Here we're using the Data property on HealthCheckResult to store any properties we need in the next run to determine the health. This can be used to see if counters such as the amount of Pending messages in a certain queue increases too much.

Schedule

The Schedule property is a cron expression just like DefaultSchedule on jobs, and it can be any expression supported by Cronos. The above example uses one of the supported macros in Cronos.

Note that there's a difference between the DefaultSchedule property on IJob and the Schedule property on INexusScheduledHealthCheck. The default schedule on a job is only read by Nexus the first time the job is deployed and registered in the database. Using eg CronSchedule.EveryMinute() for the job will generate a random second (eg 16) for the second during in a minute that the job will start on. This means that you can have many jobs using CronSchedule.EveryMinute() but they won't start at exactly the same time. Instead they will start on random seconds to spread out the load they generate.

The health checks Schedule property on the other hand are read every time Nexus checks if it's time to invoke them. So if you use CronSchedule.EveryMinute() for a health check it'll sometimes execute the check multiple times in a minute and sometimes less frequent than a minute. Eg if the clock is 12:00:10 and the schedule says 9 *, *, *, *, * the check is executed. And if the next time the schedule is evaluated it becomes 19 *, *, *, *, * it means that it'll only be 10 seconds between the times the check is called.

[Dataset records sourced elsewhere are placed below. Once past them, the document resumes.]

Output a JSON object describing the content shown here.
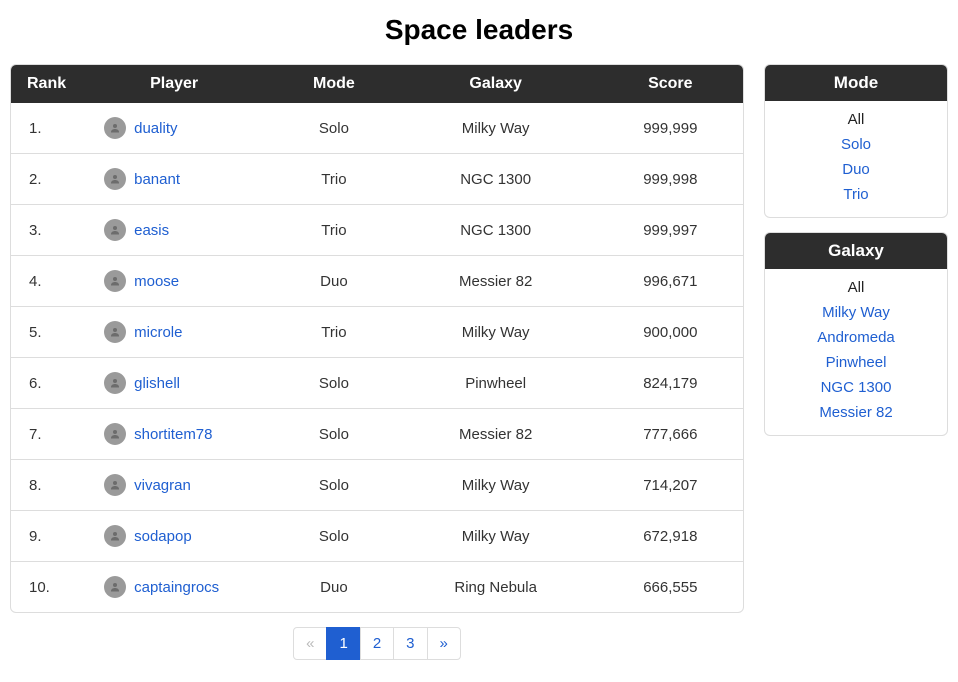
{
  "title": "Space leaders",
  "columns": {
    "rank": "Rank",
    "player": "Player",
    "mode": "Mode",
    "galaxy": "Galaxy",
    "score": "Score"
  },
  "rows": [
    {
      "rank": "1.",
      "player": "duality",
      "mode": "Solo",
      "galaxy": "Milky Way",
      "score": "999,999"
    },
    {
      "rank": "2.",
      "player": "banant",
      "mode": "Trio",
      "galaxy": "NGC 1300",
      "score": "999,998"
    },
    {
      "rank": "3.",
      "player": "easis",
      "mode": "Trio",
      "galaxy": "NGC 1300",
      "score": "999,997"
    },
    {
      "rank": "4.",
      "player": "moose",
      "mode": "Duo",
      "galaxy": "Messier 82",
      "score": "996,671"
    },
    {
      "rank": "5.",
      "player": "microle",
      "mode": "Trio",
      "galaxy": "Milky Way",
      "score": "900,000"
    },
    {
      "rank": "6.",
      "player": "glishell",
      "mode": "Solo",
      "galaxy": "Pinwheel",
      "score": "824,179"
    },
    {
      "rank": "7.",
      "player": "shortitem78",
      "mode": "Solo",
      "galaxy": "Messier 82",
      "score": "777,666"
    },
    {
      "rank": "8.",
      "player": "vivagran",
      "mode": "Solo",
      "galaxy": "Milky Way",
      "score": "714,207"
    },
    {
      "rank": "9.",
      "player": "sodapop",
      "mode": "Solo",
      "galaxy": "Milky Way",
      "score": "672,918"
    },
    {
      "rank": "10.",
      "player": "captaingrocs",
      "mode": "Duo",
      "galaxy": "Ring Nebula",
      "score": "666,555"
    }
  ],
  "filters": {
    "mode": {
      "title": "Mode",
      "items": [
        {
          "label": "All",
          "active": true
        },
        {
          "label": "Solo",
          "active": false
        },
        {
          "label": "Duo",
          "active": false
        },
        {
          "label": "Trio",
          "active": false
        }
      ]
    },
    "galaxy": {
      "title": "Galaxy",
      "items": [
        {
          "label": "All",
          "active": true
        },
        {
          "label": "Milky Way",
          "active": false
        },
        {
          "label": "Andromeda",
          "active": false
        },
        {
          "label": "Pinwheel",
          "active": false
        },
        {
          "label": "NGC 1300",
          "active": false
        },
        {
          "label": "Messier 82",
          "active": false
        }
      ]
    }
  },
  "pager": {
    "prev": "«",
    "next": "»",
    "pages": [
      "1",
      "2",
      "3"
    ],
    "active_index": 0,
    "prev_disabled": true,
    "next_disabled": false
  }
}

If you still want to generate a random second for a health check you can generate it when the application starts and then keep returning that cron schedule. Like this:

public class ExampleScheduledHealthCheck : INexusScheduledHealthCheck
{
    private static string _schedule = CronSchedule.EveryMinute();
    public string Schedule => _schedule;
}

This will make sure that the schedule is stable during the time that the application lives and only generate a new schedule when the application is restarted or a new version is deployed.

Registering custom health checks

If you created an implementation of INexusHealthCheck or INexusScheduledHealthCheck it becomes automatically registered if the type exists in your entry/application assembly. If your checks exists in a different assembly you can instruct Nexus which assemblies to scan:

builder.Services.AddNexusHealthChecks(options =>
{
    options.AssembliesToScanForHealthChecks.Add(typeof(MyHealthCheck).Assembly);
});

Call order

Note that you must call builder.Services.AddNexusHealthChecks() before calling builder.Services.AddNexusApi() as otherwise the checks are not registered as a default ASP.NET Core IHealthCheck and won't be checked when pinging /health.